If you are using an LLM judge as a direct optimization target though? You'll see some funny things happen. Like GPT-5 prose. Which isn't even the weirdest it gets.
If this one were shown in a US work environment, I might say a collegial something privately to the person, about it not seeming the most work-appropriate.
I'm pretty sure that only Gemini made it. Other models did not meet the 'each tentacle covered' criteria.
A prompt id love to see: person riding in a kangaroo pouch.
Most of the pure diffusion models haven’t been able to do it in my experience.

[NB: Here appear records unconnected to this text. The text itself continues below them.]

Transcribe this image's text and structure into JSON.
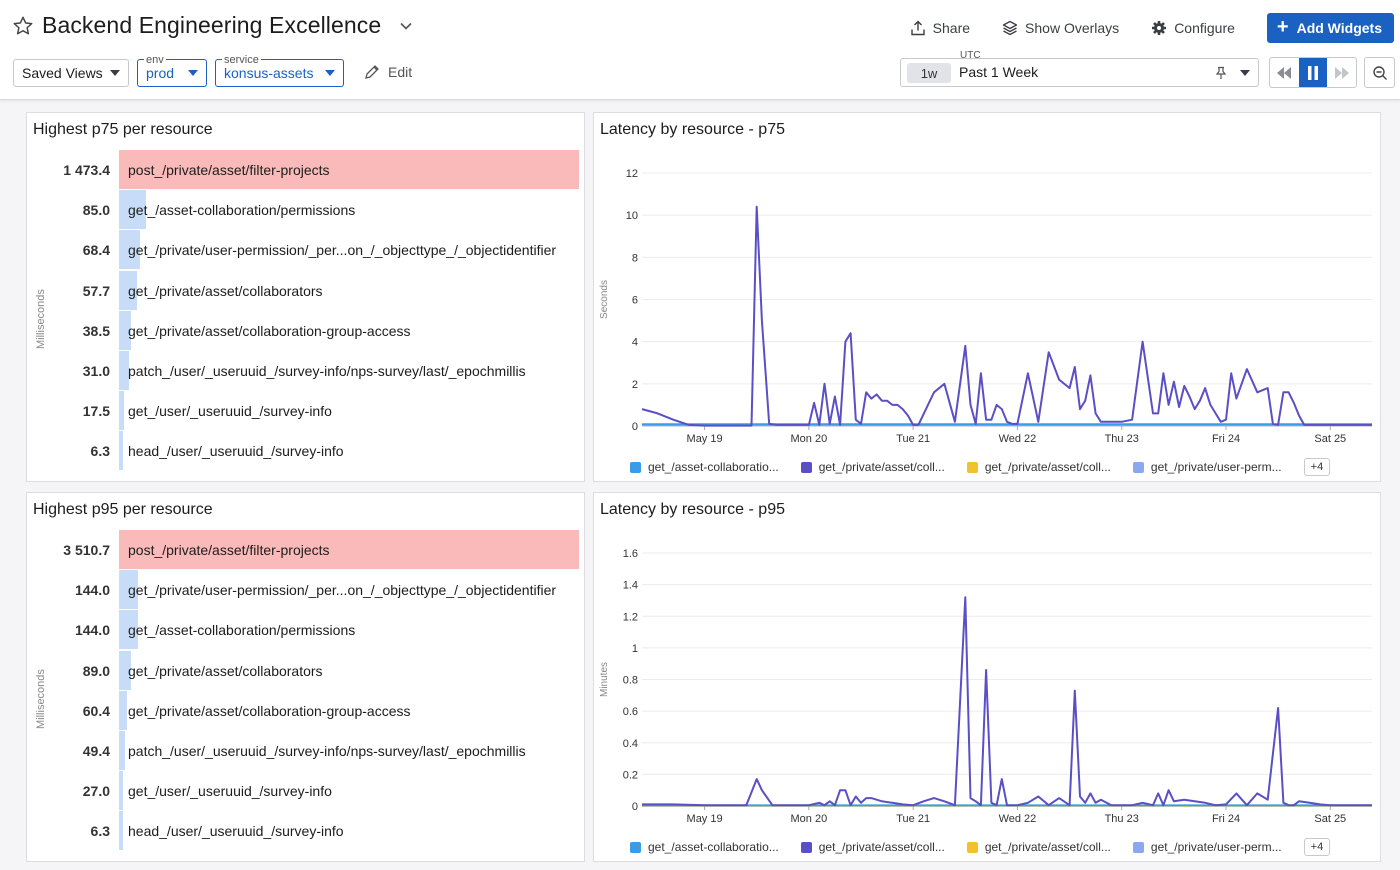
{
  "dashboard": {
    "title": "Backend Engineering Excellence",
    "actions": {
      "share": "Share",
      "overlays": "Show Overlays",
      "configure": "Configure",
      "add_widgets": "Add Widgets"
    },
    "controls": {
      "saved_views": "Saved Views",
      "env_label": "env",
      "env_value": "prod",
      "service_label": "service",
      "service_value": "konsus-assets",
      "edit": "Edit"
    },
    "time": {
      "timezone": "UTC",
      "shortcut": "1w",
      "label": "Past 1 Week"
    },
    "colors": {
      "accent": "#1a61c2",
      "series_main": "#5b4fc5",
      "bar": "#c6dcf7",
      "bar_top": "#fbbaba"
    }
  },
  "widgets": {
    "p75_toplist": {
      "title": "Highest p75 per resource",
      "unit": "Milliseconds",
      "rows": [
        {
          "value": "1 473.4",
          "num": 1473.4,
          "name": "post_/private/asset/filter-projects"
        },
        {
          "value": "85.0",
          "num": 85.0,
          "name": "get_/asset-collaboration/permissions"
        },
        {
          "value": "68.4",
          "num": 68.4,
          "name": "get_/private/user-permission/_per...on_/_objecttype_/_objectidentifier"
        },
        {
          "value": "57.7",
          "num": 57.7,
          "name": "get_/private/asset/collaborators"
        },
        {
          "value": "38.5",
          "num": 38.5,
          "name": "get_/private/asset/collaboration-group-access"
        },
        {
          "value": "31.0",
          "num": 31.0,
          "name": "patch_/user/_useruuid_/survey-info/nps-survey/last/_epochmillis"
        },
        {
          "value": "17.5",
          "num": 17.5,
          "name": "get_/user/_useruuid_/survey-info"
        },
        {
          "value": "6.3",
          "num": 6.3,
          "name": "head_/user/_useruuid_/survey-info"
        }
      ]
    },
    "p95_toplist": {
      "title": "Highest p95 per resource",
      "unit": "Milliseconds",
      "rows": [
        {
          "value": "3 510.7",
          "num": 3510.7,
          "name": "post_/private/asset/filter-projects"
        },
        {
          "value": "144.0",
          "num": 144.0,
          "name": "get_/private/user-permission/_per...on_/_objecttype_/_objectidentifier"
        },
        {
          "value": "144.0",
          "num": 144.0,
          "name": "get_/asset-collaboration/permissions"
        },
        {
          "value": "89.0",
          "num": 89.0,
          "name": "get_/private/asset/collaborators"
        },
        {
          "value": "60.4",
          "num": 60.4,
          "name": "get_/private/asset/collaboration-group-access"
        },
        {
          "value": "49.4",
          "num": 49.4,
          "name": "patch_/user/_useruuid_/survey-info/nps-survey/last/_epochmillis"
        },
        {
          "value": "27.0",
          "num": 27.0,
          "name": "get_/user/_useruuid_/survey-info"
        },
        {
          "value": "6.3",
          "num": 6.3,
          "name": "head_/user/_useruuid_/survey-info"
        }
      ]
    },
    "p75_line": {
      "title": "Latency by resource - p75",
      "legend_more": "+4"
    },
    "p95_line": {
      "title": "Latency by resource - p95",
      "legend_more": "+4"
    }
  },
  "chart_data": [
    {
      "type": "line",
      "title": "Latency by resource - p75",
      "ylabel": "Seconds",
      "ylim": [
        0,
        12
      ],
      "yticks": [
        "0",
        "2",
        "4",
        "6",
        "8",
        "10",
        "12"
      ],
      "xticks": [
        "May 19",
        "Mon 20",
        "Tue 21",
        "Wed 22",
        "Thu 23",
        "Fri 24",
        "Sat 25"
      ],
      "xlim": [
        -0.6,
        6.4
      ],
      "legend": [
        {
          "name": "get_/asset-collaboratio...",
          "color": "#3a9ce8"
        },
        {
          "name": "get_/private/asset/coll...",
          "color": "#5b4fc5"
        },
        {
          "name": "get_/private/asset/coll...",
          "color": "#f2c12e"
        },
        {
          "name": "get_/private/user-perm...",
          "color": "#8aa8f0"
        }
      ],
      "series": [
        {
          "color": "#5b4fc5",
          "x": [
            -0.6,
            -0.45,
            -0.3,
            -0.15,
            0.0,
            0.1,
            0.2,
            0.3,
            0.45,
            0.5,
            0.55,
            0.62,
            0.7,
            0.8,
            0.9,
            1.0,
            1.05,
            1.1,
            1.15,
            1.2,
            1.25,
            1.3,
            1.35,
            1.4,
            1.45,
            1.5,
            1.55,
            1.6,
            1.65,
            1.7,
            1.75,
            1.8,
            1.85,
            1.9,
            1.95,
            2.0,
            2.05,
            2.2,
            2.3,
            2.4,
            2.5,
            2.55,
            2.6,
            2.65,
            2.7,
            2.75,
            2.8,
            2.85,
            2.9,
            2.95,
            3.0,
            3.1,
            3.2,
            3.3,
            3.4,
            3.5,
            3.55,
            3.6,
            3.65,
            3.7,
            3.75,
            3.8,
            3.85,
            3.9,
            4.0,
            4.1,
            4.2,
            4.3,
            4.35,
            4.4,
            4.45,
            4.5,
            4.55,
            4.6,
            4.65,
            4.7,
            4.75,
            4.8,
            4.85,
            4.9,
            4.95,
            5.0,
            5.05,
            5.1,
            5.2,
            5.3,
            5.4,
            5.45,
            5.5,
            5.55,
            5.6,
            5.65,
            5.7,
            5.75,
            5.8,
            5.85,
            5.9,
            5.95,
            6.0,
            6.1,
            6.2,
            6.3,
            6.4
          ],
          "y": [
            0.8,
            0.6,
            0.3,
            0.05,
            0.02,
            0.02,
            0.02,
            0.02,
            0.02,
            10.4,
            5.0,
            0.1,
            0.05,
            0.05,
            0.05,
            0.05,
            1.1,
            0.05,
            2.0,
            0.1,
            1.4,
            0.05,
            4.0,
            4.4,
            0.3,
            0.1,
            1.6,
            1.3,
            1.5,
            1.2,
            1.2,
            1.0,
            1.0,
            0.8,
            0.5,
            0.05,
            0.05,
            1.6,
            2.0,
            0.2,
            3.8,
            1.0,
            0.1,
            2.5,
            0.3,
            0.3,
            1.0,
            0.8,
            0.2,
            0.1,
            0.1,
            2.5,
            0.2,
            3.5,
            2.2,
            1.8,
            2.8,
            0.8,
            1.2,
            2.4,
            0.6,
            0.2,
            0.2,
            0.2,
            0.2,
            0.3,
            4.0,
            0.6,
            0.6,
            2.5,
            1.0,
            2.1,
            0.9,
            1.9,
            1.4,
            0.8,
            1.2,
            1.8,
            1.0,
            0.6,
            0.2,
            0.3,
            2.5,
            1.3,
            2.7,
            1.6,
            1.8,
            0.1,
            0.05,
            1.6,
            1.6,
            1.1,
            0.5,
            0.05,
            0.05,
            0.05,
            0.05,
            0.05,
            0.05,
            0.05,
            0.05,
            0.05,
            0.05
          ]
        },
        {
          "color": "#3a9ce8",
          "x": [
            -0.6,
            6.4
          ],
          "y": [
            0.08,
            0.08
          ]
        },
        {
          "color": "#8aa8f0",
          "x": [
            -0.6,
            6.4
          ],
          "y": [
            0.04,
            0.04
          ]
        }
      ]
    },
    {
      "type": "line",
      "title": "Latency by resource - p95",
      "ylabel": "Minutes",
      "ylim": [
        0,
        1.6
      ],
      "yticks": [
        "0",
        "0.2",
        "0.4",
        "0.6",
        "0.8",
        "1",
        "1.2",
        "1.4",
        "1.6"
      ],
      "xticks": [
        "May 19",
        "Mon 20",
        "Tue 21",
        "Wed 22",
        "Thu 23",
        "Fri 24",
        "Sat 25"
      ],
      "xlim": [
        -0.6,
        6.4
      ],
      "legend": [
        {
          "name": "get_/asset-collaboratio...",
          "color": "#3a9ce8"
        },
        {
          "name": "get_/private/asset/coll...",
          "color": "#5b4fc5"
        },
        {
          "name": "get_/private/asset/coll...",
          "color": "#f2c12e"
        },
        {
          "name": "get_/private/user-perm...",
          "color": "#8aa8f0"
        }
      ],
      "series": [
        {
          "color": "#5b4fc5",
          "x": [
            -0.6,
            -0.3,
            0.0,
            0.2,
            0.4,
            0.5,
            0.55,
            0.65,
            0.75,
            0.9,
            1.0,
            1.1,
            1.15,
            1.2,
            1.25,
            1.3,
            1.35,
            1.4,
            1.45,
            1.5,
            1.55,
            1.6,
            1.7,
            1.8,
            1.9,
            2.0,
            2.1,
            2.2,
            2.3,
            2.4,
            2.5,
            2.55,
            2.6,
            2.65,
            2.7,
            2.75,
            2.8,
            2.85,
            2.9,
            2.95,
            3.0,
            3.1,
            3.2,
            3.3,
            3.4,
            3.5,
            3.55,
            3.6,
            3.65,
            3.7,
            3.75,
            3.8,
            3.9,
            4.0,
            4.1,
            4.2,
            4.3,
            4.35,
            4.4,
            4.45,
            4.5,
            4.6,
            4.7,
            4.8,
            4.9,
            5.0,
            5.1,
            5.2,
            5.3,
            5.4,
            5.5,
            5.55,
            5.6,
            5.65,
            5.7,
            5.8,
            5.9,
            6.0,
            6.2,
            6.4
          ],
          "y": [
            0.01,
            0.01,
            0.005,
            0.005,
            0.005,
            0.17,
            0.1,
            0.005,
            0.005,
            0.005,
            0.005,
            0.02,
            0.005,
            0.03,
            0.005,
            0.1,
            0.1,
            0.005,
            0.06,
            0.02,
            0.05,
            0.05,
            0.03,
            0.02,
            0.01,
            0.005,
            0.03,
            0.05,
            0.03,
            0.005,
            1.32,
            0.05,
            0.03,
            0.005,
            0.86,
            0.02,
            0.005,
            0.17,
            0.005,
            0.005,
            0.005,
            0.02,
            0.06,
            0.005,
            0.05,
            0.005,
            0.73,
            0.06,
            0.02,
            0.08,
            0.02,
            0.04,
            0.005,
            0.005,
            0.005,
            0.02,
            0.005,
            0.08,
            0.005,
            0.1,
            0.03,
            0.04,
            0.03,
            0.02,
            0.005,
            0.01,
            0.08,
            0.005,
            0.08,
            0.04,
            0.62,
            0.02,
            0.005,
            0.005,
            0.03,
            0.02,
            0.01,
            0.005,
            0.005,
            0.005
          ]
        },
        {
          "color": "#3a9ce8",
          "x": [
            -0.6,
            6.4
          ],
          "y": [
            0.004,
            0.004
          ]
        },
        {
          "color": "#f2c12e",
          "x": [
            -0.6,
            6.4
          ],
          "y": [
            0.002,
            0.002
          ]
        }
      ]
    }
  ]
}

Edit: another commenter pointed out the analog clock test, lets add the “analog clock showing 3:15” as well (:
The title of this article is "image editing showdown", but the subject is actually prompt adherence in image generation from prompting.
Midjourney and Flux Dev aren't image editing models. (Midjourney is an aesthetically pleasing image generation model with low prompt adherence.)
Image editing is a task distinct from image generation. Image editing models include Nano Banana (Gemini Flash), Flux Kontext, and a handful of others. gpt-image-1 sort of counts, though it changes the global image pixels such that it isn't 1:1 with the input.
I expect that as image editing models get better and more "instructive", classical tools like Photoshop and modern hacks like ComfyUI will both fall away to a thin fascade over the models themselves. Adobe needs to figure out their future, because Photoshop's days are numbered.
Edit: Dang, can you please fix this? Someone else posted the actual link, and it's far more interesting than the linked article:
https://genai-showdown.specr.net/image-editing
This article is great.
Did current models overcome the 10:10 bias?
Three tuple: (original image, text edit instruction, final image).
Easy to patch for editing models, anyway. Maybe not text to image models.